According to a news release, the district will reduce its teaching staff by 23 full-time teachers due to declining enrollment. The district is projecting it will have 458 fewer full-time students next school year. That’s expected to save the district $2.3 million.
Another 33 full-time instructional staff and specialist positions not funded by the state will also be eliminated, cutting the deficit by another $3 million.
The district is also expected to cut clerk hours across the district, saving another $1.3 million.
Some of the staffing cuts will be made through attrition, retirements and resignations, according to VPS.
Tuesday’s announcement is the latest in a series of cost-cutting steps the west Vancouver school district is taking, including cuts to central administrative staff and using ending fund balance.
Superintendent Steve Webb in recent weeks has been sharply critical of the Washington Legislature, blaming new school funding legislation for the expected budget cuts in public meetings and on social media. Over the last two years, the Legislature approved a new school funding formula in response to the McCleary decision, a state Supreme Court ruling that the state was failing to pay for basic education.
Though not alone in its expected deficit, Vancouver Public Schools has been the most public and vocal in Southwest Washington about how declining local levy dollars will impact the 24,000-student district. Voters overwhelmingly approved two levies in the district this month — one for program expenses, the other for technology — but the district says the levy dollars aren’t sufficient to cover the gap.
“We don’t want to make these reductions in staffing,” Webb said in the district announcement. “We did not cause this budget shortfall. Our employees did not cause this budget shortfall. The problem lies with the legislative response to the McCleary court decision.”
Still, the district has tens of millions of dollars more in funding now than it did in 2017-2018, the last year prior to the implementation of the state’s new school funding formula.
According to budget documents filed with the Office of Superintendent of Public Instruction, the district’s general fund revenue was about $300.4 million in 2017-2018. In the 2018-2019 school year, the district’s revenue is expected to be $324 million.
The district has also pointed to multimillion dollar contracts with its teacher and support staff unions as a key reason for the budget deficit.
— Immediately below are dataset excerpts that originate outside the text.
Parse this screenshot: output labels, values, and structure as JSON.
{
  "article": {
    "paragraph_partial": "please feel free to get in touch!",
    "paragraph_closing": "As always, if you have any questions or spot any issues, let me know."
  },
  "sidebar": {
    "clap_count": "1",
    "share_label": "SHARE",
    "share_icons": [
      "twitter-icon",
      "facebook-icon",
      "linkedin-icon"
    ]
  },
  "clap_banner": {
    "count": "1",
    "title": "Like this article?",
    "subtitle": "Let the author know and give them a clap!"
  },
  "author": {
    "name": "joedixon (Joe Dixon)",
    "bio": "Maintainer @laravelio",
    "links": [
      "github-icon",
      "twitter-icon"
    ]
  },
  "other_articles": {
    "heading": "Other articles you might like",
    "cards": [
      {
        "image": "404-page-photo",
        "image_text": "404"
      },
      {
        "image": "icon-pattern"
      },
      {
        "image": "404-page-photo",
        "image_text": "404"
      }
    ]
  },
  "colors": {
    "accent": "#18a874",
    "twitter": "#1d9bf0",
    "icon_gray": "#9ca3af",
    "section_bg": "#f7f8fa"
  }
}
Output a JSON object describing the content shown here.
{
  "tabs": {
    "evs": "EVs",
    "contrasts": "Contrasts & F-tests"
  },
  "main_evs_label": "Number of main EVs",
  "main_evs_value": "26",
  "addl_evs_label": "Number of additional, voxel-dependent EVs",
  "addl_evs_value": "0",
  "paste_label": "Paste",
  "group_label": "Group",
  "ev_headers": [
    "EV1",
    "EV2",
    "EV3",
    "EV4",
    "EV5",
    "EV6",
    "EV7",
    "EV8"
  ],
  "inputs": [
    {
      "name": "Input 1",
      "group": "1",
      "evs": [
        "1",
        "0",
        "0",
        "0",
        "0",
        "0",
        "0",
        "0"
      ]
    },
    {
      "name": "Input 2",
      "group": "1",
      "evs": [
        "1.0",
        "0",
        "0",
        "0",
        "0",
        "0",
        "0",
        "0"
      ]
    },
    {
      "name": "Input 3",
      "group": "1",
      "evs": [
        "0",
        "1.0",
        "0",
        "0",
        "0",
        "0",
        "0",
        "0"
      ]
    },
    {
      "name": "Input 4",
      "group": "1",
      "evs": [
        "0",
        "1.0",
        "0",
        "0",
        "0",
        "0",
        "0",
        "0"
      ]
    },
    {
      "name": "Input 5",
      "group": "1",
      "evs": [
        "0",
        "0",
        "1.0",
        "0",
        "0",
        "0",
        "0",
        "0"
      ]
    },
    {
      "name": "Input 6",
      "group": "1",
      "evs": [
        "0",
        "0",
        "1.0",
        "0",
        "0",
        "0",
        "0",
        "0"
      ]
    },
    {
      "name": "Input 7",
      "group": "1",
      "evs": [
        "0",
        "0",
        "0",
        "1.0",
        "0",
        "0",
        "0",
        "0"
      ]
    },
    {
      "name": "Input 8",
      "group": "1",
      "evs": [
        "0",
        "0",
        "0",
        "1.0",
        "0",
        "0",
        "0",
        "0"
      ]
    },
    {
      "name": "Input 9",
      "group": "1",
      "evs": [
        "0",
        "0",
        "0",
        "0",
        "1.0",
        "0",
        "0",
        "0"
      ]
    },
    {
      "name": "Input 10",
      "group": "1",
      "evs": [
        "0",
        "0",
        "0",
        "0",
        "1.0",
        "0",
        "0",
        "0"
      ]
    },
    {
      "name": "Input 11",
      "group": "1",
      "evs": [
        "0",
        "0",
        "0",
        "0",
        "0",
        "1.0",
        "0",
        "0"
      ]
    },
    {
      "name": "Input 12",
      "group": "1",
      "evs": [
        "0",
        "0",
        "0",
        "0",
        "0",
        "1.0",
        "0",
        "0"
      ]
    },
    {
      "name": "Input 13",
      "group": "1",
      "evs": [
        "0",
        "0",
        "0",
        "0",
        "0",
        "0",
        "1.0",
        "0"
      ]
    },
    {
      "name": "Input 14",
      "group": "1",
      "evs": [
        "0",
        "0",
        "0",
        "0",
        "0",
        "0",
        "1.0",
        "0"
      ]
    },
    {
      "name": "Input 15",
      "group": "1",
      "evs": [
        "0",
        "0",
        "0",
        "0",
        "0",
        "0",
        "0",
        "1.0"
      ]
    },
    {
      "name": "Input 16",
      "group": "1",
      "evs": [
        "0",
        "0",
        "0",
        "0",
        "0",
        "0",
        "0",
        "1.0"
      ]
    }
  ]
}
On a press release sent earlier this month, Vancouver Public Schools reported that nearly $12 million of its budget deficit comes after contract settlements with the Vancouver Education Association and Vancouver Association of Educational Support Professionals.
VEA Executive Director Rick Wilson, however, echoed Webb in blaming the Legislature for the expected budget deficit.
“I don’t think the district is blaming the contracts,” Wilson said. “They understand that there was information coming from the Legislature and the (state) Supreme Court that there was McCleary money that was designated for salaries.”